One thing I’ve always loved about this particular depiction of the Wheel of Fortune, is the implication of enjoyment between the crowned pair. The male figure appears to be smiling and cheering his beverage, and while the reader cannot see the female figure’s face, the pair has a dancing posture. They seem completely unconcerned with the figure who has fallen off the Wheel and out of the frame.
Another interesting element to this depiction is the Hand of God coming from the left of the frame. In the Morgan Greer deck, this hand also appears in the Ace cards, presenting the elemental symbol to the Seeker.
Wheel of Fortune in itself is neutral, it signifies nothing good nor bad is coming, but it is a harbinger of change. The basic meaning of the Wheel of Fortune is the cycles of life: is never the same, it is always changing. There is nothing that humans can do to stop the forward, or cyclic, or spiral motion of our existence. There is, as the pair on top of the Wheel shows, nothing to worry about as the Wheel turns. We do not know what is coming, humans cannot control it — our destiny — as hard as we try.

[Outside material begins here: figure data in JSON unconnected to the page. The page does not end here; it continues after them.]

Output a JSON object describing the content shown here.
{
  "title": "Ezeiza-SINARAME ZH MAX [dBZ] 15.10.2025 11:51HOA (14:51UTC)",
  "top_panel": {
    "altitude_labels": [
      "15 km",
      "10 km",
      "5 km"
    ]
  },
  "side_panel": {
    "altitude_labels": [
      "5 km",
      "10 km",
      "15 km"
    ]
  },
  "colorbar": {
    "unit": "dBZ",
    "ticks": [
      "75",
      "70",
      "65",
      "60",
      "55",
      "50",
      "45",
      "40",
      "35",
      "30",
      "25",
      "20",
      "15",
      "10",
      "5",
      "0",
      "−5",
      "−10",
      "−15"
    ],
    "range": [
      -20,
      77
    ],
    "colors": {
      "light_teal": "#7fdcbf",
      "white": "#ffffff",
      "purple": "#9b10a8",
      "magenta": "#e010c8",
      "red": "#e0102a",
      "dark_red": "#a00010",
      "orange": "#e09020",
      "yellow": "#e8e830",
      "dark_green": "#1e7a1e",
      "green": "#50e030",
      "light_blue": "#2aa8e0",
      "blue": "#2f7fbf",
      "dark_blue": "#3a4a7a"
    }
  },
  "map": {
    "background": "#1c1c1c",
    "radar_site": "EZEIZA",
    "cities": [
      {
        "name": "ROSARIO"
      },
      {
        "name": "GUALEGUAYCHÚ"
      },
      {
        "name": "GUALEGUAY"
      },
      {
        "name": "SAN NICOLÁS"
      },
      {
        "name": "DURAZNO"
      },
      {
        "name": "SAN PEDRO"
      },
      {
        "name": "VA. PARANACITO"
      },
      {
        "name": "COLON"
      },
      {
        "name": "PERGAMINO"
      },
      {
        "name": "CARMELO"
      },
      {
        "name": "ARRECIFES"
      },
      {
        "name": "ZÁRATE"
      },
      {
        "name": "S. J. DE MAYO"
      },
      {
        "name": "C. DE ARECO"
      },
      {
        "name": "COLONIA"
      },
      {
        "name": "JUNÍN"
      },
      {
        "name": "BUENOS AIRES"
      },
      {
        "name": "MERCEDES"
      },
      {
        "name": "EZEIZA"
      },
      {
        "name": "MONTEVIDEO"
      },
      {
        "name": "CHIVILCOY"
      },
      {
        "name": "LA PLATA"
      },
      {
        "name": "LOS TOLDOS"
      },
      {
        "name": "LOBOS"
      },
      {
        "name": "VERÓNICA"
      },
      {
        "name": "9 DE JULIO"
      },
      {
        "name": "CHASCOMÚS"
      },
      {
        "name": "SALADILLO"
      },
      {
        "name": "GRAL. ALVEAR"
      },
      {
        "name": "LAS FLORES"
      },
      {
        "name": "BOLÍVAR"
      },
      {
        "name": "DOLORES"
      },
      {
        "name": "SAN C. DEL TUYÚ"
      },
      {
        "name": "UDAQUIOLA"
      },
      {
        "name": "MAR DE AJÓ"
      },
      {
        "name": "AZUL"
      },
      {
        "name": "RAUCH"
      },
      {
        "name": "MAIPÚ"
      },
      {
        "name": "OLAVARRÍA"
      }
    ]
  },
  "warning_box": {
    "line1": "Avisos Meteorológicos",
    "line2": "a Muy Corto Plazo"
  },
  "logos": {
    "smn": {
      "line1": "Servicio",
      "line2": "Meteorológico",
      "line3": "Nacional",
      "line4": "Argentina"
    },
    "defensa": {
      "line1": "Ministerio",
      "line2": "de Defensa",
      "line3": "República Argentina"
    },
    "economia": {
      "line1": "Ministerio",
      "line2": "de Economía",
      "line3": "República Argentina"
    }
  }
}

“The real troubles in your life are apt to be things that never crossed your worried mind,
The kind that blindside you at 4pm on some idle Tuesday.“
— Baz Luhrmann, “Everybody’s Free (To Wear Sunscreen),” which was originally an essay written by Mary Schmich in the Chicago Tribune.
As number ten in the Major Arcana, the Wheel of Fortune is the middle of the Seeker’s journey — one could say it is the turning point of for the Seeker. Here, the Seeker must confront the question of chance versus destiny, choice versus fate, the mystery of life.
This, however, leads to a conundrum within the question, which Rachel Pollack outlines in Seventy-Eight Degrees of Wisdom: human lives are so short that we cannot comprehend the meaning of life. Thus, life feels meaningless. We subscribe to the idea of fate, because we are so small that we cannot see the interconnectedness of all things. It is only when we step back (the Hermit) that we can begin to perceive our life, what we’ve done and where we are going.
With the Wheel comes change, and to the change we must react.
After the Wheel, we must adapt and integrate.
Through the Wheel, we receive glimpses of the meaning of life.
I am blogging my experiences here with Beth Maiden’s Alternative Tarot Course which asks students to draw a card each day, reflect on it, complete weekly readings, and other assorted exercises.